The Politics of Space
Also attending this year’s ASE Planetary Congress was Bruce McCandless, a veteran of two space shuttle flights and the first person to make an untethered spacewalk, using a Manned Maneuvering Unit.
McCandless said China’s invitation to other nations reminded him of Interkosmos, a former Soviet Union initiative that gave nations on friendly terms with the Soviets access to human and robotic space missions. He too highlighted China’s call for nations to take part in its space station program.
“And the way things are shaping up, that’s about the time that our international space station may be destroyed, retired — whatever you want to call it,” McCandless said.
The international space station’s modules have been on orbit since 1998 with ISS assembly continuing into 2011. NASA is working with its international partners to extend the station’s orbital life through 2028, but the orbiting outpost will eventually be retired and intentionally destroyed by burning up in Earth’s atmosphere.
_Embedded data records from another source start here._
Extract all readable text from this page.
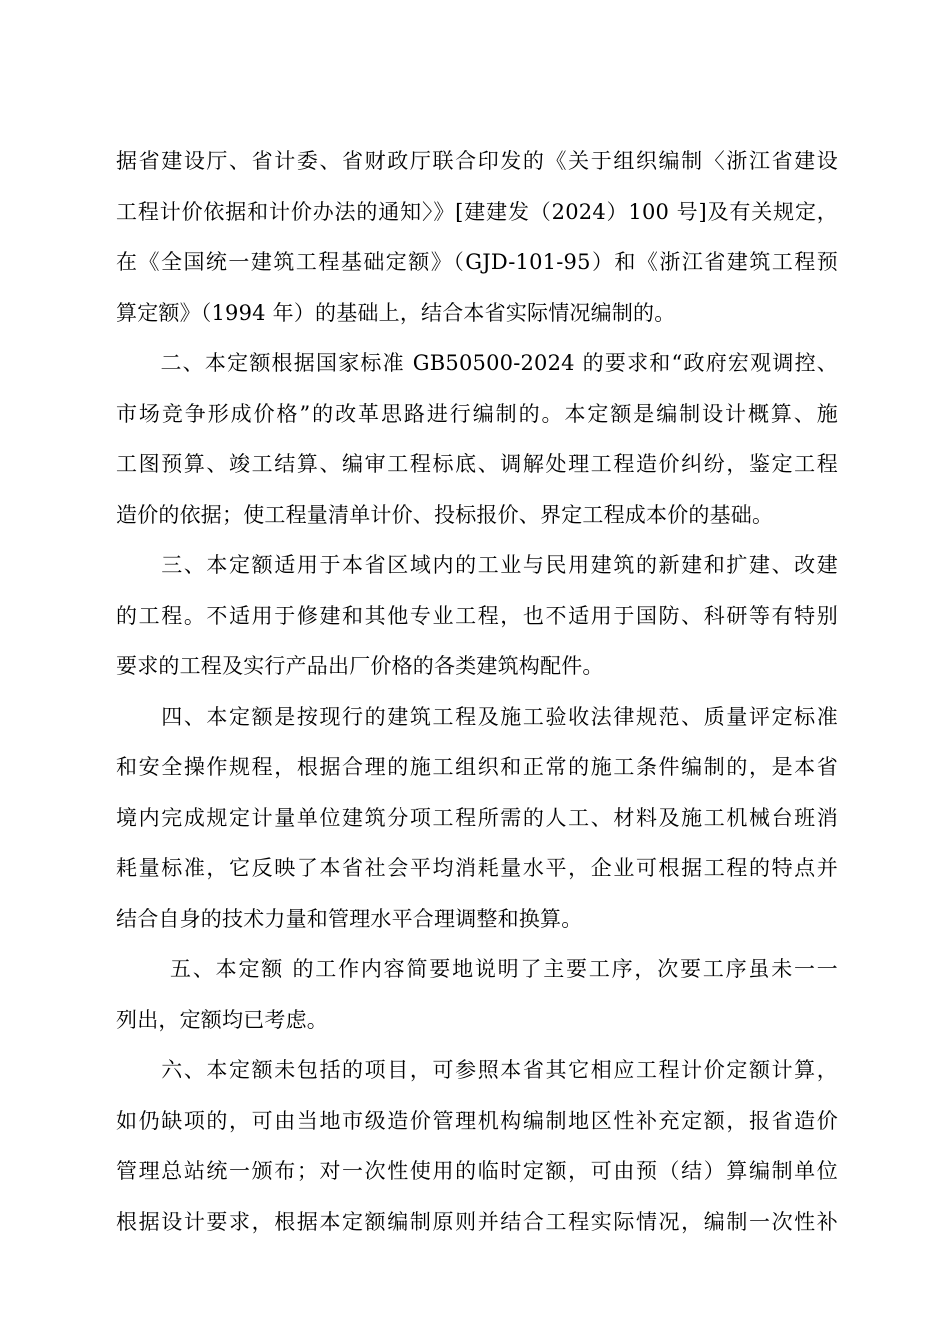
据省建设厅、省计委、省财政厅联合印发的《关于组织编制〈浙江省建设
工程计价依据和计价办法的通知〉》[建建发（2024）100 号]及有关规定，
在《全国统一建筑工程基础定额》（GJD-101-95）和《浙江省建筑工程预
算定额》（1994 年）的基础上，结合本省实际情况编制的。
　　二、本定额根据国家标准 GB50500-2024 的要求和“政府宏观调控、
市场竞争形成价格”的改革思路进行编制的。本定额是编制设计概算、施
工图预算、竣工结算、编审工程标底、调解处理工程造价纠纷，鉴定工程
造价的依据；使工程量清单计价、投标报价、界定工程成本价的基础。
　　三、本定额适用于本省区域内的工业与民用建筑的新建和扩建、改建
的工程。不适用于修建和其他专业工程，也不适用于国防、科研等有特别
要求的工程及实行产品出厂价格的各类建筑构配件。
　　四、本定额是按现行的建筑工程及施工验收法律规范、质量评定标准
和安全操作规程，根据合理的施工组织和正常的施工条件编制的，是本省
境内完成规定计量单位建筑分项工程所需的人工、材料及施工机械台班消
耗量标准，它反映了本省社会平均消耗量水平，企业可根据工程的特点并
结合自身的技术力量和管理水平合理调整和换算。
　　 五、本定额 的工作内容简要地说明了主要工序，次要工序虽未一一
列出，定额均已考虑。
　　六、本定额未包括的项目，可参照本省其它相应工程计价定额计算，
如仍缺项的，可由当地市级造价管理机构编制地区性补充定额，报省造价
管理总站统一颁布；对一次性使用的临时定额，可由预（结）算编制单位
根据设计要求，根据本定额编制原则并结合工程实际情况，编制一次性补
Although China is inviting widespread participation in its space station plans, it probably does not include the United States, “the way we’re addressing the situation,” McCandless said, referring to the current lack of U.S.-China cooperation on human spaceflight. “It would be very politically powerful” if China were to include the United States in that invitation, he said.
Outside of the ASE assembly, McCandless said he got tours of China’s neutral buoyancy tank, a look at Shenzhou and space station training hardware and a visit to a neighboring school.
“We did get a tour of the Beijing Space City, which is, in my opinion, roughly equivalent to the NASA Johnson Space Center,” McCandless said. “The missions that they have undertaken have included a spacewalk, [and] the first Chinese and second Chinese woman in space. They did the teacher-in-space broadcast to classrooms, apparently to great success, and they have repeatedly docked with their space lab.
“Those things we have seen have all seemed to be executed quite competently. It seems to me that they would be an appropriate collaborator or partner in future efforts. If we are not interested in working with them, they probably have the national conviction and the funding to just keep moving ahead by themselves.”